Huntington Town is exploring how to stay on while the power isn’t.
The town board voted last week to apply to the New York State Energy Research and Development for a $100,000 grant that would explore the feasibility of creating a community microgrid energy system that would link up Huntington Town Hall, the Village Green senior center and the Huntington Sewer District wastewater treatment plant.
The town will spend $7,750 to hire technical consultant TRC, based in New York, to assist in preparing the grant application by the May 15 deadline. Huntington Hospital and the Huntington YMCA could also be potentially added to the microgrid, the town board resolution said.
Microgrids are essentially self-sustaining, small electric grids with their own generation resources and internal loads that may or may not be connected to the larger electric utility macrogrid, NYSERDA’s overview of the grant program said. NYSERDA, in partnership with the Governor’s Office of Storm Recovery, said it plans to award up to $40 million under the three-stage NY Prize Community Grid Competition to support the development of community microgrids throughout the state.
“When a widespread power outage affects the town, it is important that electricity be restored to sites that provide vital emergency services,” Supervisor Frank Petrone (D), who spearheaded the measure, said in a statement. “Creating a microgrid linking Town Hall, the Village Green Senior Center, the Huntington wastewater treatment plant, Huntington Hospital and the YMCA could help to restore electric service to those locations more quickly. The concept certainly merits a feasibility study, which is why the town is applying for this grant.”
Electric power in the U.S., including generation and distribution systems, used to operate on a smaller scale, but over time, regional utilities were developed to deliver cost-effective and reliable water, heat, power, fuel and communications over broader distances, according to a summary of the program on NYSERDA’s website.
“These systems are, however, vulnerable to outages that can impact large regions and thousands of businesses and citizens, particularly as a consequence of extreme, destructive weather events,” the summary said. “Microgrids could help minimize the impact of these outages by localizing power generation, distribution, and consumption so that a fallen tree or downed wire will not interrupt critical services for miles around.”
During Hurricane Sandy, Huntington Town Hall lost power, town spokesman A.J. Carter said, but officials were able to get the building back running via a generator. Getting on a microgrid, he said, could help Huntington’s most crucial facilities get online faster during outages.

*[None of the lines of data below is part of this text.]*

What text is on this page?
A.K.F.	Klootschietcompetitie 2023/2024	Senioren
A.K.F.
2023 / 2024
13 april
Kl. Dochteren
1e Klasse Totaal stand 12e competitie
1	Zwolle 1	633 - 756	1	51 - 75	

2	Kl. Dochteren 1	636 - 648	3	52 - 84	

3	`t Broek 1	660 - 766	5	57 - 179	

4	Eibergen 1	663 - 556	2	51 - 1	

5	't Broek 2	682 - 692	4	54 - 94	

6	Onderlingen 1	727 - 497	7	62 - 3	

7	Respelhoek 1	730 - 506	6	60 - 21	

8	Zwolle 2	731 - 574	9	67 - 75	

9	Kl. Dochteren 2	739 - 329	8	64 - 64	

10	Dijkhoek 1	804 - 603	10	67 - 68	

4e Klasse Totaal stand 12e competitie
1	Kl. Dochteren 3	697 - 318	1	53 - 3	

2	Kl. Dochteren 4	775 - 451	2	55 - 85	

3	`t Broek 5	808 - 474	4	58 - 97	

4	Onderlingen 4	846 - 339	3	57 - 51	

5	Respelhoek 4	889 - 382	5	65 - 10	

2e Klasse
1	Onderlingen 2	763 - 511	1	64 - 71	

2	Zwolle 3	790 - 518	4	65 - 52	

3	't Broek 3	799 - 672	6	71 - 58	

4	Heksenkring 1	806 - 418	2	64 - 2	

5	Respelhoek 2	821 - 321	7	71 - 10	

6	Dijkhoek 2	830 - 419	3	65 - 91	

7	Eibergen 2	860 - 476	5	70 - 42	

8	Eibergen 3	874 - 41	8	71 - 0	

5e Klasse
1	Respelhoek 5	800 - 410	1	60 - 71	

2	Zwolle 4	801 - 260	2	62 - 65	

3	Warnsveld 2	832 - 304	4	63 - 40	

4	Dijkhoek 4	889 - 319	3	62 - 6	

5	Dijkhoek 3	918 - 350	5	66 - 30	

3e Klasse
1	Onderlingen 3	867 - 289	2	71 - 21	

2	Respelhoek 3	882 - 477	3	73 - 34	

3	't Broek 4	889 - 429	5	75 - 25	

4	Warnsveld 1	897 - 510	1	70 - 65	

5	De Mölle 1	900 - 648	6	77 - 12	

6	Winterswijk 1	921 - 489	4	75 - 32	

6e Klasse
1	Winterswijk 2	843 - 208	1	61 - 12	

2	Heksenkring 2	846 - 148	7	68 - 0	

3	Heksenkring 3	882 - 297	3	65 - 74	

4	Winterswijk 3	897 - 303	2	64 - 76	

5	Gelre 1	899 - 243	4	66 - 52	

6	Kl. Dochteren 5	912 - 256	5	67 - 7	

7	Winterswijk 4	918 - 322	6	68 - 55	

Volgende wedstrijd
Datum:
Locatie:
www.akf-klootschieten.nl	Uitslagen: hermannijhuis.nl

“Theoretically it would allow the utility to target this grid first because of its emergency nature,” Carter said.
Councilwoman Susan Berland (D), who seconded the resolution offered by Supervisor Frank Petrone, said the town’s response to Hurricane Sandy power outages was good, but the microgrid is still worth exploring.
“If we could explore the idea of being on our own grid that’s something we should absolutely look into,” she said. “The exploration and the alternate conversion are obviously two different things, because you’d have to see what it would entail and whether it’s doable.”